Es ist außerdem kein großes Geheimnis, dass Politiker lieber auf selbstkreierte Witze verzichten sollen. Entweder die schlagkräftige Pointe fehlt, oder aber es wird skandalös. Bei Berlusconi ist dann wohl wieder einmal klar, in welche der beiden Richtungen es geht. Nach dem Erdbeben 2009 in den Abruzzen sagte Berlusconi: „Man muss es eben nehmen wie ein Camping-Wochenende.“ Politische Hilfe der etwas anderen Art sozusagen. Bei der Katastrophe waren mehr als 290 Menschen ums Leben gekommen, 50.000 wurden obdachlos. Ein ziemlich großes Campinggelände also. Als ob das nicht reichen würde, findet sich bei Berlusconi ein weiterer allseits bekannter Skandal, der wahrscheinlich nur die Kirsche auf der Torte der Unglaubwürdigkeit ist und war. Gegen sein Faible für junge Frauen würde anscheinend niemand etwas sagen, wenn diese nicht minderjährig wären, er nicht selbst verheiratet wäre und wenn er zu allem Überfluss nicht auch noch versuchen würde, seine ‘Schönheiten‘ für das Europäische Parlament zu holen. Und auch hier findet sich ein weiteres Beispiel – das jüngste – wieder, denn als Berlusconi vor kurzer Zeit dafür kritisierte wurde, sagte er, dass er eben lieber Frauen anschauen würde und dass dies noch immer besser sei, „als schwul zu sein“. Als  schließlich die Ruby-Affäre offenbarte, dass das minderjährige Escort-Mädchen Karima el-Mahroug eine Affäre mit Berlusconi hatte, ging zum einen wieder einmal ein Stück seiner Glaubwürdigkeit verloren und zum anderen brachte es ihm den Beinamen „Bunga Bunga“ ein. „Bunga Bunga“ ist ein Ausdruck für ungewöhnliche Sexualpraktiken. Eigentlich stammt dieser Sprachgebrauch aus dem Englischen, aus der Kolonialzeit. Bunga Bunga Berlusconi darf sich nun also eine Krone aufsetzen. Nicht im politischen Sinne, aber dafür, dass er längst verstorbene Sprachgebräuche wieder weit verbreiten lässt.
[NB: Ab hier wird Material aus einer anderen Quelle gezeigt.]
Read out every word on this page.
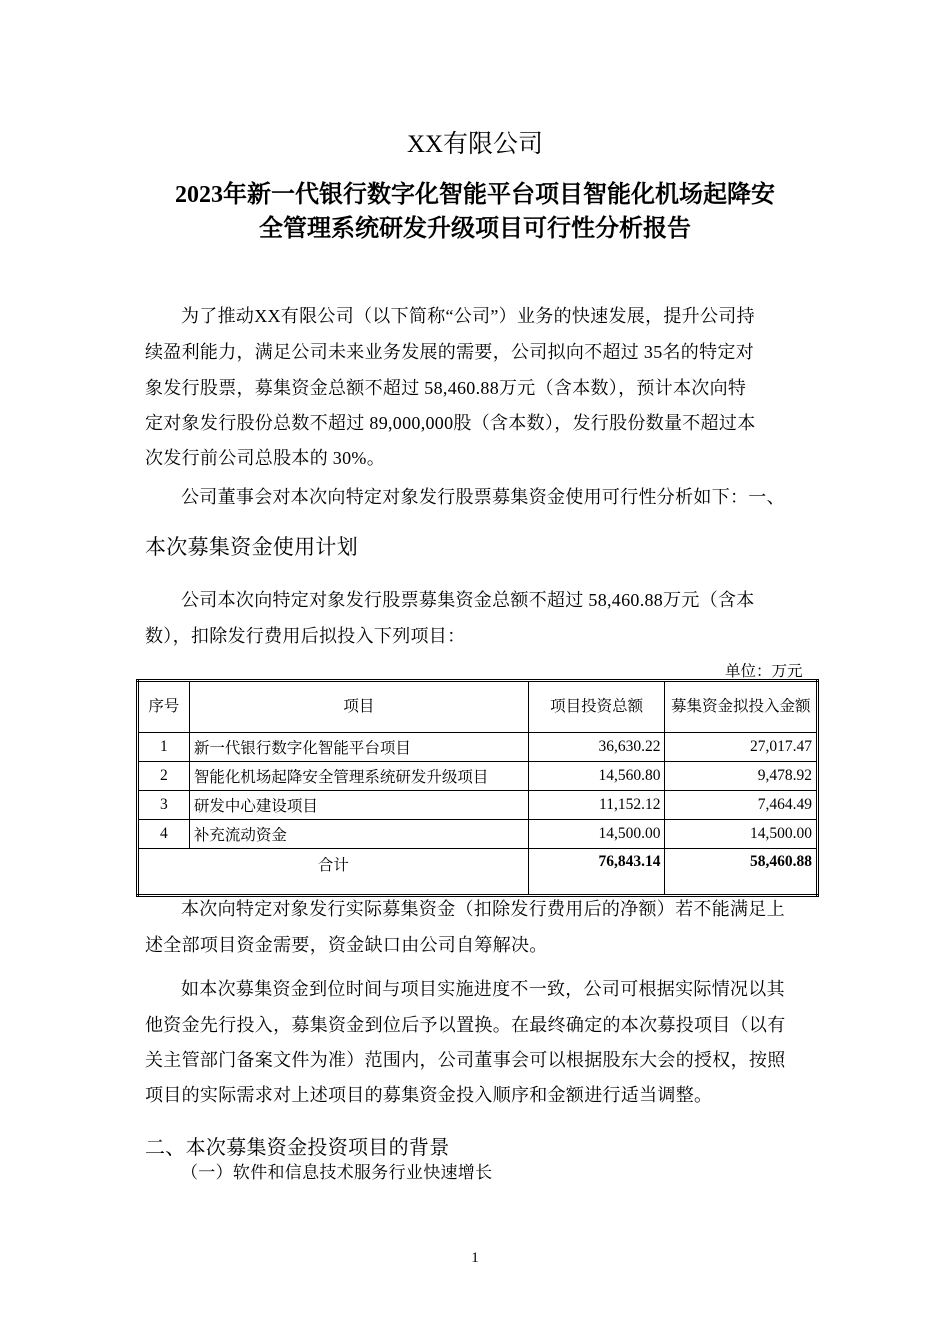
XX有限公司
2023年新一代银行数字化智能平台项目智能化机场起降安
全管理系统研发升级项目可行性分析报告
为了推动XX有限公司（以下简称“公司”）业务的快速发展，提升公司持
续盈利能力，满足公司未来业务发展的需要，公司拟向不超过 35名的特定对
象发行股票，募集资金总额不超过 58,460.88万元（含本数），预计本次向特
定对象发行股份总数不超过 89,000,000股（含本数），发行股份数量不超过本
次发行前公司总股本的 30%。
公司董事会对本次向特定对象发行股票募集资金使用可行性分析如下：一、
本次募集资金使用计划
公司本次向特定对象发行股票募集资金总额不超过 58,460.88万元（含本
数），扣除发行费用后拟投入下列项目：
单位：万元
序号	项目	项目投资总额	募集资金拟投入金额
1	新一代银行数字化智能平台项目	36,630.22	27,017.47
2	智能化机场起降安全管理系统研发升级项目	14,560.80	9,478.92
3	研发中心建设项目	11,152.12	7,464.49
4	补充流动资金	14,500.00	14,500.00
合计		76,843.14	58,460.88
本次向特定对象发行实际募集资金（扣除发行费用后的净额）若不能满足上
述全部项目资金需要，资金缺口由公司自筹解决。
如本次募集资金到位时间与项目实施进度不一致，公司可根据实际情况以其
他资金先行投入，募集资金到位后予以置换。在最终确定的本次募投项目（以有
关主管部门备案文件为准）范围内，公司董事会可以根据股东大会的授权，按照
项目的实际需求对上述项目的募集资金投入顺序和金额进行适当调整。
二、本次募集资金投资项目的背景
（一）软件和信息技术服务行业快速增长
1
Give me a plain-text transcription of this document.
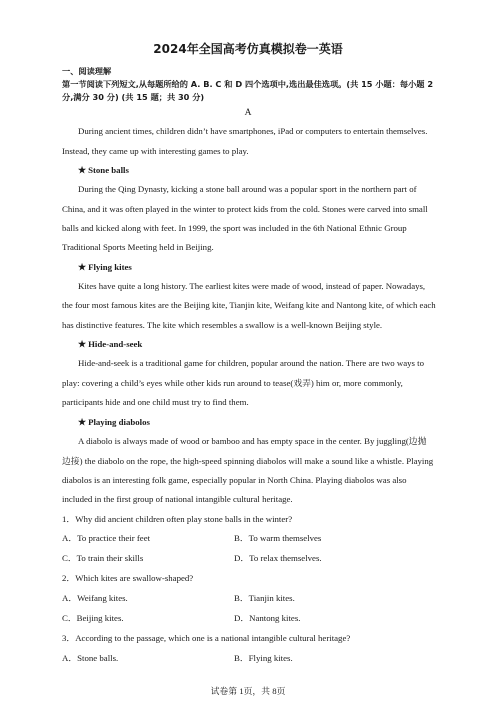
2024年全国高考仿真模拟卷一英语
一、阅读理解
第一节阅读下列短文,从每题所给的 A. B. C 和 D 四个选项中,选出最佳选项。(共 15 小题：每小题 2
分,满分 30 分) (共 15 题；共 30 分)
A
During ancient times, children didn’t have smartphones, iPad or computers to entertain themselves.
Instead, they came up with interesting games to play.
★ Stone balls
During the Qing Dynasty, kicking a stone ball around was a popular sport in the northern part of
China, and it was often played in the winter to protect kids from the cold. Stones were carved into small
balls and kicked along with feet. In 1999, the sport was included in the 6th National Ethnic Group
Traditional Sports Meeting held in Beijing.
★ Flying kites
Kites have quite a long history. The earliest kites were made of wood, instead of paper. Nowadays,
the four most famous kites are the Beijing kite, Tianjin kite, Weifang kite and Nantong kite, of which each
has distinctive features. The kite which resembles a swallow is a well-known Beijing style.
★ Hide-and-seek
Hide-and-seek is a traditional game for children, popular around the nation. There are two ways to
play: covering a child’s eyes while other kids run around to tease(戏弄) him or, more commonly,
participants hide and one child must try to find them.
★ Playing diabolos
A diabolo is always made of wood or bamboo and has empty space in the center. By juggling(边抛
边接) the diabolo on the rope, the high-speed spinning diabolos will make a sound like a whistle. Playing
diabolos is an interesting folk game, especially popular in North China. Playing diabolos was also
included in the first group of national intangible cultural heritage.
1．Why did ancient children often play stone balls in the winter?
A．To practice their feet	B．To warm themselves
C．To train their skills	D．To relax themselves.
2．Which kites are swallow-shaped?
A．Weifang kites.	B．Tianjin kites.
C．Beijing kites.	D．Nantong kites.
3．According to the passage, which one is a national intangible cultural heritage?
A．Stone balls.	B．Flying kites.
试卷第 1页，共 8页
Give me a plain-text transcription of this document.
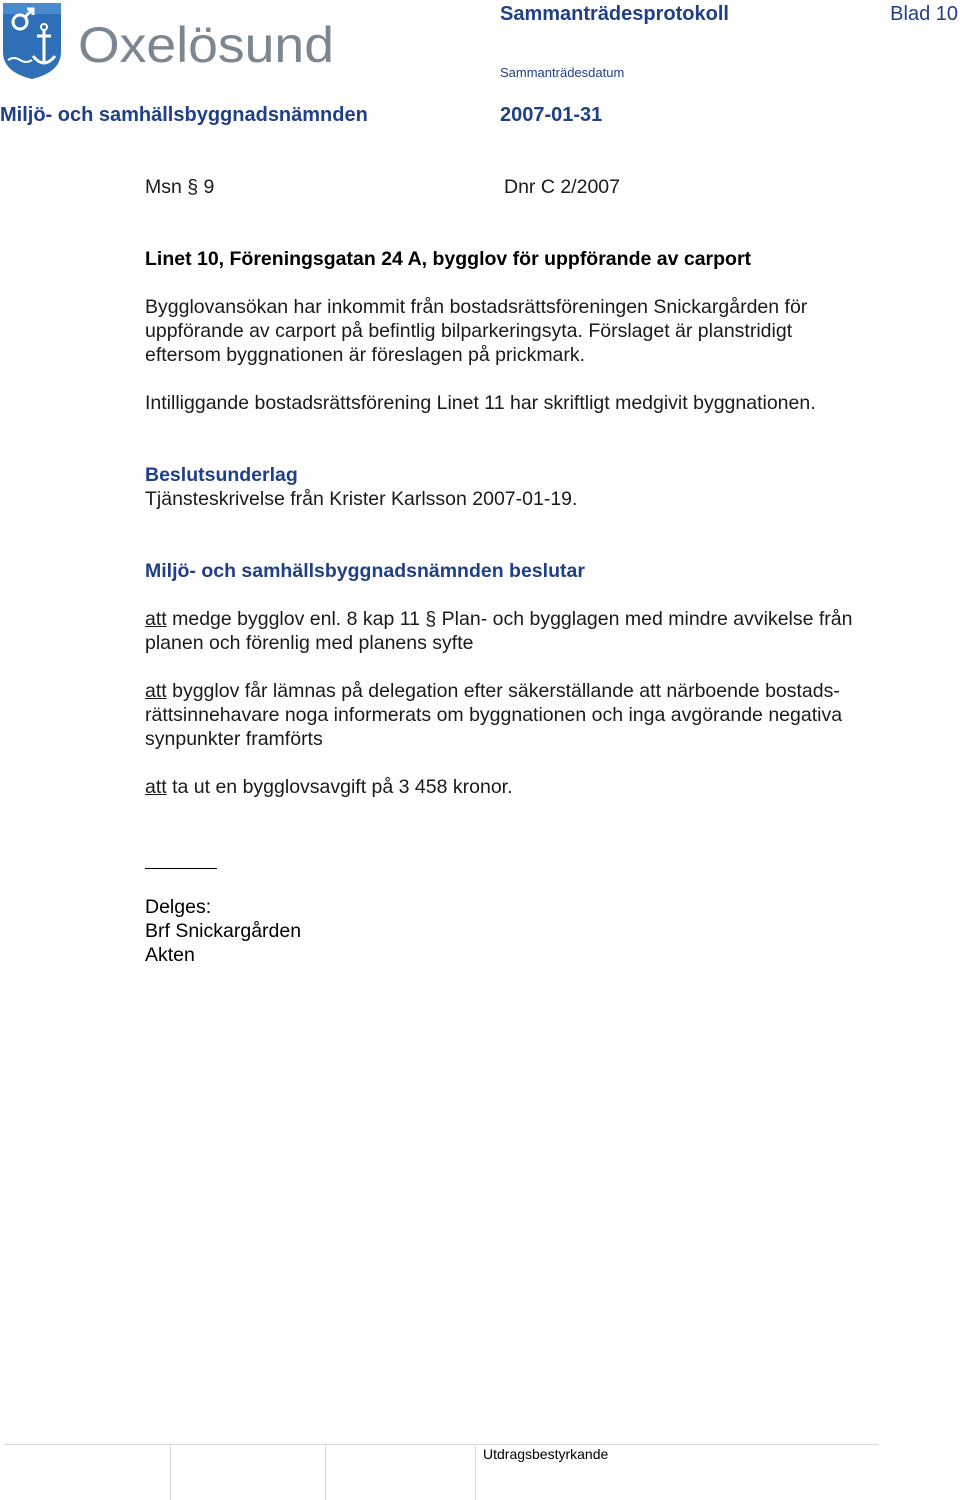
Oxelösund
Sammanträdesprotokoll	Blad 10
Sammanträdesdatum
Miljö- och samhällsbyggnadsnämnden	2007-01-31
Msn § 9	Dnr C 2/2007
Linet 10, Föreningsgatan 24 A, bygglov för uppförande av carport
Bygglovansökan har inkommit från bostadsrättsföreningen Snickargården för
uppförande av carport på befintlig bilparkeringsyta. Förslaget är planstridigt
eftersom byggnationen är föreslagen på prickmark.
Intilliggande bostadsrättsförening Linet 11 har skriftligt medgivit byggnationen.
Beslutsunderlag
Tjänsteskrivelse från Krister Karlsson 2007-01-19.
Miljö- och samhällsbyggnadsnämnden beslutar
att medge bygglov enl. 8 kap 11 § Plan- och bygglagen med mindre avvikelse från
planen och förenlig med planens syfte
att bygglov får lämnas på delegation efter säkerställande att närboende bostads-
rättsinnehavare noga informerats om byggnationen och inga avgörande negativa
synpunkter framförts
att ta ut en bygglovsavgift på 3 458 kronor.
Delges:
Brf Snickargården
Akten
Utdragsbestyrkande
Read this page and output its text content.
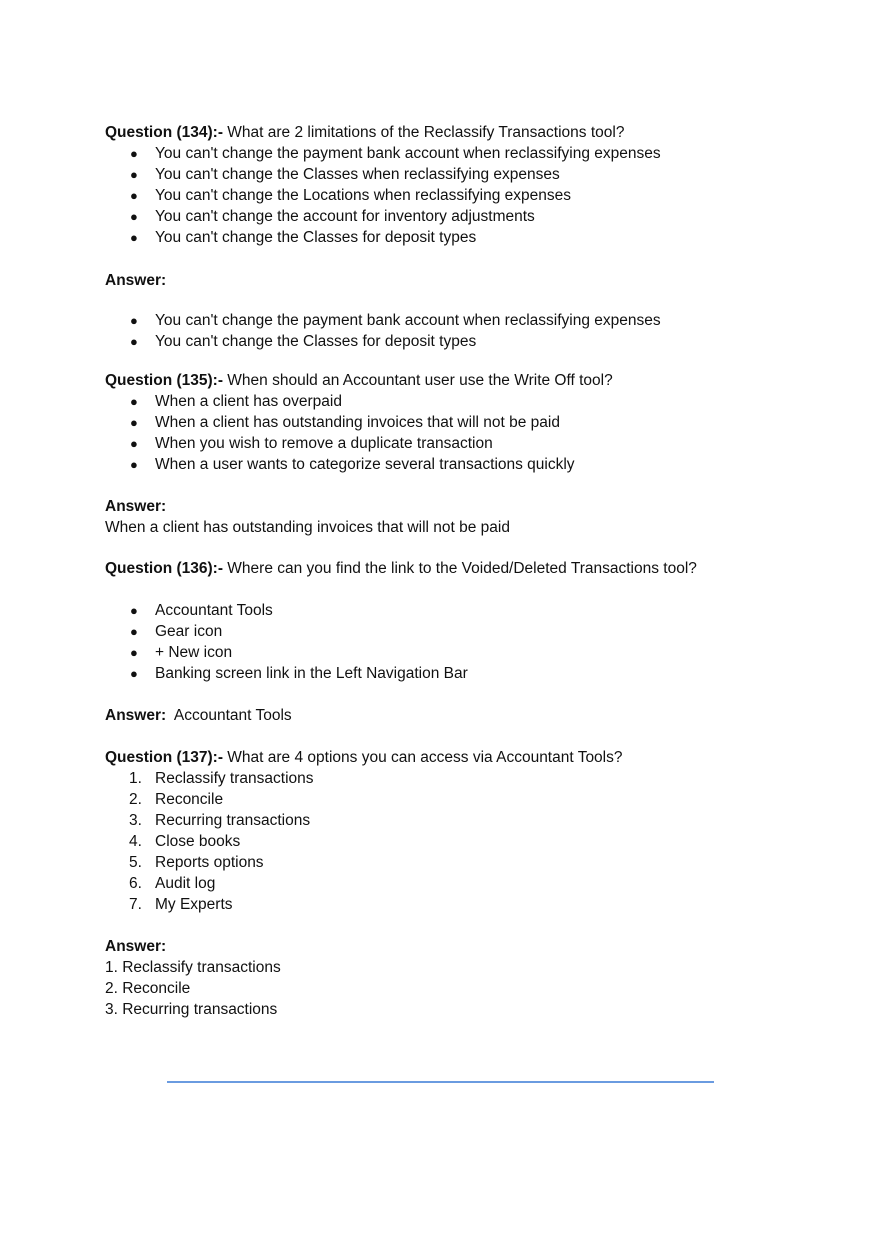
Question (134):- What are 2 limitations of the Reclassify Transactions tool?
● You can't change the payment bank account when reclassifying expenses
● You can't change the Classes when reclassifying expenses
● You can't change the Locations when reclassifying expenses
● You can't change the account for inventory adjustments
● You can't change the Classes for deposit types
Answer:
● You can't change the payment bank account when reclassifying expenses
● You can't change the Classes for deposit types
Question (135):- When should an Accountant user use the Write Off tool?
● When a client has overpaid
● When a client has outstanding invoices that will not be paid
● When you wish to remove a duplicate transaction
● When a user wants to categorize several transactions quickly
Answer:
When a client has outstanding invoices that will not be paid
Question (136):- Where can you find the link to the Voided/Deleted Transactions tool?
● Accountant Tools
● Gear icon
● + New icon
● Banking screen link in the Left Navigation Bar
Answer: Accountant Tools
Question (137):- What are 4 options you can access via Accountant Tools?
1. Reclassify transactions
2. Reconcile
3. Recurring transactions
4. Close books
5. Reports options
6. Audit log
7. My Experts
Answer:
1. Reclassify transactions
2. Reconcile
3. Recurring transactions
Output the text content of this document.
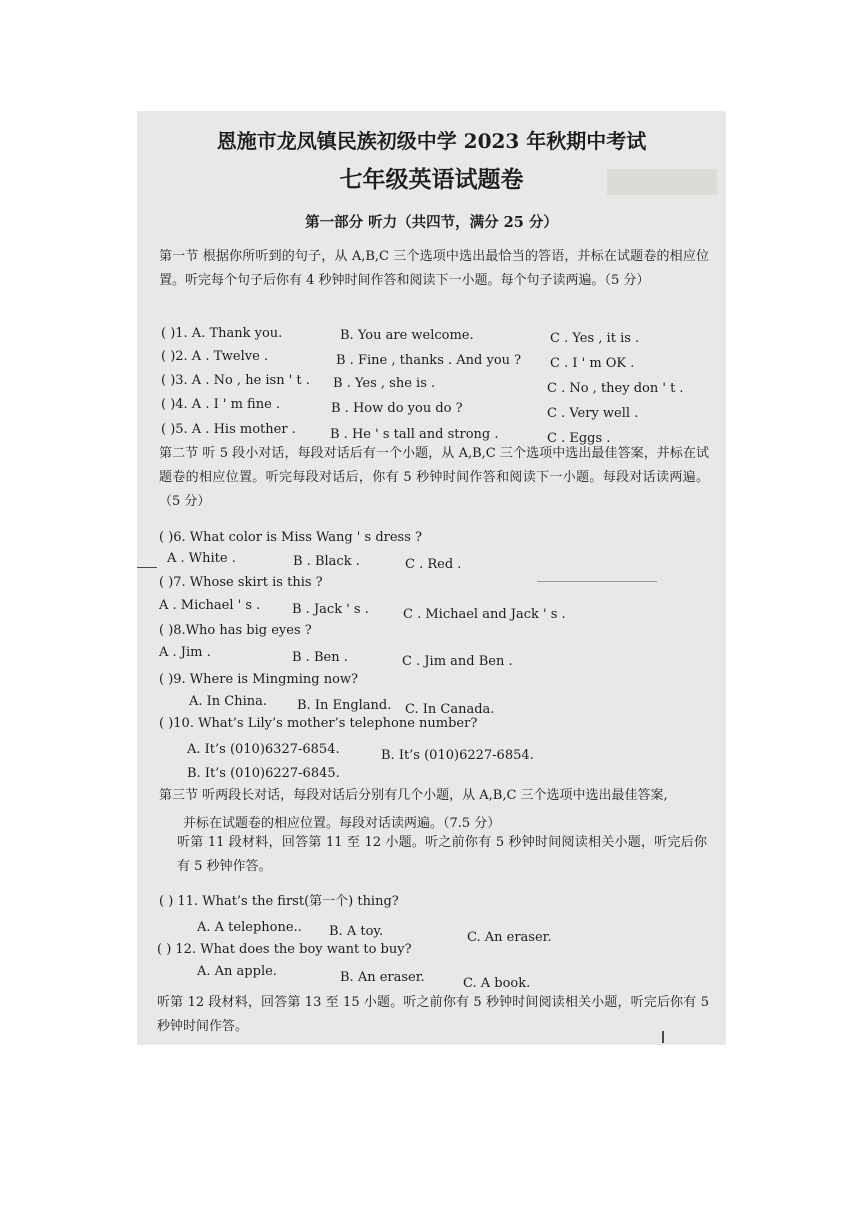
恩施市龙凤镇民族初级中学 2023 年秋期中考试
七年级英语试题卷
第一部分 听力（共四节，满分 25 分）
第一节 根据你所听到的句子，从 A,B,C 三个选项中选出最恰当的答语，并标在试题卷的相应位置。听完每个句子后你有 4 秒钟时间作答和阅读下一小题。每个句子读两遍。（5 分）
( )1. A. Thank you.	B. You are welcome.	C . Yes , it is .
( )2. A . Twelve .	B . Fine , thanks . And you ? C . I ' m OK .
( )3. A . No , he isn ' t . B . Yes , she is .	C . No , they don ' t .
( )4. A . I ' m fine .	B . How do you do ?	C . Very well .
( )5. A . His mother .	B . He ' s tall and strong .	C . Eggs .
第二节 听 5 段小对话，每段对话后有一个小题，从 A,B,C 三个选项中选出最佳答案，并标在试题卷的相应位置。听完每段对话后，你有 5 秒钟时间作答和阅读下一小题。每段对话读两遍。（5 分）
( )6. What color is Miss Wang ' s dress ?
A . White .	B . Black .	C . Red .
( )7. Whose skirt is this ?
A . Michael ' s . B . Jack ' s .	C . Michael and Jack ' s .
( )8.Who has big eyes ?
A . Jim .	B . Ben .	C . Jim and Ben .
( )9. Where is Mingming now?
A. In China. B. In England. C. In Canada.
( )10. What’s Lily’s mother’s telephone number?
A. It’s (010)6327-6854.	B. It’s (010)6227-6854.
B. It’s (010)6227-6845.
第三节 听两段长对话，每段对话后分别有几个小题，从 A,B,C 三个选项中选出最佳答案,
并标在试题卷的相应位置。每段对话读两遍。（7.5 分）
听第 11 段材料，回答第 11 至 12 小题。听之前你有 5 秒钟时间阅读相关小题，听完后你有 5 秒钟作答。
( ) 11. What’s the first(第一个) thing?
A. A telephone.. B. A toy.	C. An eraser.
( ) 12. What does the boy want to buy?
A. An apple.	B. An eraser.	C. A book.
听第 12 段材料，回答第 13 至 15 小题。听之前你有 5 秒钟时间阅读相关小题，听完后你有 5 秒钟时间作答。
Im Übrigen braucht sich der Mult-Milliardär nicht um seine Zukunft sorgen. Der Medienmogul – er besitzt zwei Verlagshäuser, kontrolliert eine Kinokette – ist seit 1986 Besitzer des AC Mailand, einer der größten und erfolgreichsten Fußballklubs. Seitdem 2004 ein neues Gesetz erlassen wurde, dass Regierungsmitgliedern ein Führungsamt in Wirtschaftsunternehmen verbietet, musst er den Sitz des Präsidenten im Klub aufgeben. Nun darf er ja wieder und hat auch hier eine schwere Aufgabe vor sich – und zwar eine sehr ähnliche wie in der italienischen Regierung. Der Verein hat Unsummen an Schulden, im letzten Jahr wurde das Geschäftsjahr mit einem Minus von 60 Millionen Euro abgeschlossen. Italien hat zwar ein paar mehr schulden, aber vielleicht gut für ihn, sich an etwas Kleinerem zu versuchen. Die Aufgabe in der Politik war für ihn nämlich zu groß.